Walt Disney Home Video also released six volumes of episodes from the second season on VHS, each volume comprising a complete story arc:
- Vol. 1: The Secret of El Zorro (Episodes 49-52, guest-starring Richard Anderson) (ISBN 1-55890-341-0)
- Vol. 2: Zorro and the Mountain Man (Episodes 63-65, guest-starring Jonathan Harris) (ISBN 1-55890-339-9)
- Vol. 3: Zorro and the Mystery of Don Cabrillo (Episodes 60-62, guest-starring Annette Funicello) (ISBN 1-55890-340-2)
- Vol. 4: Invitation to Death (Episodes 72-75) (ISBN 1-55890-362-3)
- Vol. 5: The Gay Caballero (Episodes 55-58, guest-starring Cesar Romero) (ISBN 1-55890-173-6)
- Vol. 6: The Man from Spain (Episodes 66-69, guest-starring Everett Sloane) (ISBN 1-55890-175-2)

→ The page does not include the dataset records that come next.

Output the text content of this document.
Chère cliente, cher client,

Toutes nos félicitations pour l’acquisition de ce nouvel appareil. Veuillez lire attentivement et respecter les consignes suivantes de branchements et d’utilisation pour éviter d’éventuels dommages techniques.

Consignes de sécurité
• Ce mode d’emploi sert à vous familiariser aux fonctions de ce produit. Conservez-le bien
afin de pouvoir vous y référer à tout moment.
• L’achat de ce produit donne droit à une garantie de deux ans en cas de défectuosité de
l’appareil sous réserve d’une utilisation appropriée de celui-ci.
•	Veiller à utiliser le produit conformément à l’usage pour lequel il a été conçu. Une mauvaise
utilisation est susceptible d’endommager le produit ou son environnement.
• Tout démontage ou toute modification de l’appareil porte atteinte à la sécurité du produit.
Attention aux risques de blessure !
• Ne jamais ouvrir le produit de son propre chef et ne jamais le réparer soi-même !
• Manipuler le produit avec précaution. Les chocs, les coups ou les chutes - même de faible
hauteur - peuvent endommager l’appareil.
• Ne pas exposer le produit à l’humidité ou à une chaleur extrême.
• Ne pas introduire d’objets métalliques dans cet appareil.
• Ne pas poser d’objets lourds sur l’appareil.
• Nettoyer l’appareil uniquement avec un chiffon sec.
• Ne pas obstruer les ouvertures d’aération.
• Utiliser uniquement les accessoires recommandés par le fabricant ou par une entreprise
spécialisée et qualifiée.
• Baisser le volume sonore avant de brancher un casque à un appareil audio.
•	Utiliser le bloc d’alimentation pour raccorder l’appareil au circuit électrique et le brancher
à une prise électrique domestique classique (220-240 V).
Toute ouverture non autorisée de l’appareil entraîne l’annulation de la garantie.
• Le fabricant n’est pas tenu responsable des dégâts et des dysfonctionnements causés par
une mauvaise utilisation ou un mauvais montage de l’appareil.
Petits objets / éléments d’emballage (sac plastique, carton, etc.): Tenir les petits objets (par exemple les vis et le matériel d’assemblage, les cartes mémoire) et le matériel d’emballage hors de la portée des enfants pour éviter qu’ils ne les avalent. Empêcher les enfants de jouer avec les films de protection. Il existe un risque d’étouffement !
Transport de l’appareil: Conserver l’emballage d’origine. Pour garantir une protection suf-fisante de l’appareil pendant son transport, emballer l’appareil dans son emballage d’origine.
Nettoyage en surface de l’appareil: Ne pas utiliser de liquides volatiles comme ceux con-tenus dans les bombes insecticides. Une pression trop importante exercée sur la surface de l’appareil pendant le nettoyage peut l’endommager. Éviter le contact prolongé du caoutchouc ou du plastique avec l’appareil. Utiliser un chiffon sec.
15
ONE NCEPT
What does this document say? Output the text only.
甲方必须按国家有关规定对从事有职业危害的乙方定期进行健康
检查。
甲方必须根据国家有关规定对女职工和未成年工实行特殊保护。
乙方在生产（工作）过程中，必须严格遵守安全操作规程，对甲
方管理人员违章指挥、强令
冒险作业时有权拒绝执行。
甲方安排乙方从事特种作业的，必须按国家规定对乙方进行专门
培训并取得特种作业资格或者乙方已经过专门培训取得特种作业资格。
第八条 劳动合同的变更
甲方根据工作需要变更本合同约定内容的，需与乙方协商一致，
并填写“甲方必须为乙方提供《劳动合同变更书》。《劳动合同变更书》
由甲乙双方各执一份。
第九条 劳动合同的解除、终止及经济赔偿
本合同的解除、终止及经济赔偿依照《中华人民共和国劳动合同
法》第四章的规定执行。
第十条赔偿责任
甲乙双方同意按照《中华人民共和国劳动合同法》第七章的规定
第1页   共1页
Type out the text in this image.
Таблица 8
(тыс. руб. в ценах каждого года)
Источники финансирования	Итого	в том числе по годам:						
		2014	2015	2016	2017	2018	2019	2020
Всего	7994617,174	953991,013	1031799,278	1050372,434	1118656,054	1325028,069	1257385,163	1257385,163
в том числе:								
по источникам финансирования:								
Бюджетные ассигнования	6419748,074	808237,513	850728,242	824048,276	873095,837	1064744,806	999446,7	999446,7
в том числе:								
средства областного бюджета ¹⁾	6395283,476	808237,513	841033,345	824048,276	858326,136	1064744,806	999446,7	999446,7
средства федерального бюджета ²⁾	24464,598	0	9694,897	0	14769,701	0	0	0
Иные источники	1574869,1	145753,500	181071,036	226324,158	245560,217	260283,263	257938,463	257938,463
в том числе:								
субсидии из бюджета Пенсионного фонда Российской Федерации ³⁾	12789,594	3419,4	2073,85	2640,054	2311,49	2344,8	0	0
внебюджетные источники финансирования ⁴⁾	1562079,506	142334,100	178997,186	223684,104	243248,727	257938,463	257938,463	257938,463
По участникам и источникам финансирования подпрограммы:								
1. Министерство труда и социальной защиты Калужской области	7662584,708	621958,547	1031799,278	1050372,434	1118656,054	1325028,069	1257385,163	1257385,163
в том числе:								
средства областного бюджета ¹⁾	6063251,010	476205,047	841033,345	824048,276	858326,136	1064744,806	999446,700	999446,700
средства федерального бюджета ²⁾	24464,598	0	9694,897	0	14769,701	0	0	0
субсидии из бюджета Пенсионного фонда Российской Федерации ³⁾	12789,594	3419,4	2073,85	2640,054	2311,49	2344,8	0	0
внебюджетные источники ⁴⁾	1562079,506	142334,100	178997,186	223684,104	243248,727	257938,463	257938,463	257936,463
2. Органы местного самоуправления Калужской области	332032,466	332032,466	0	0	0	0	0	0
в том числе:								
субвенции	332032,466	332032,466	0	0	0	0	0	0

On November 3, 2009, Disney released the first two seasons on DVD, each in a limited-edition collector's tin in the original black-and-white format.

Buena Vista Home Entertainment also released both seasons in colorized versions (Season One in 2006 in five separate volumes and Season Two in 2009 in a boxed set).

On October 5, 2022, the first two seasons became available to stream on Disney+.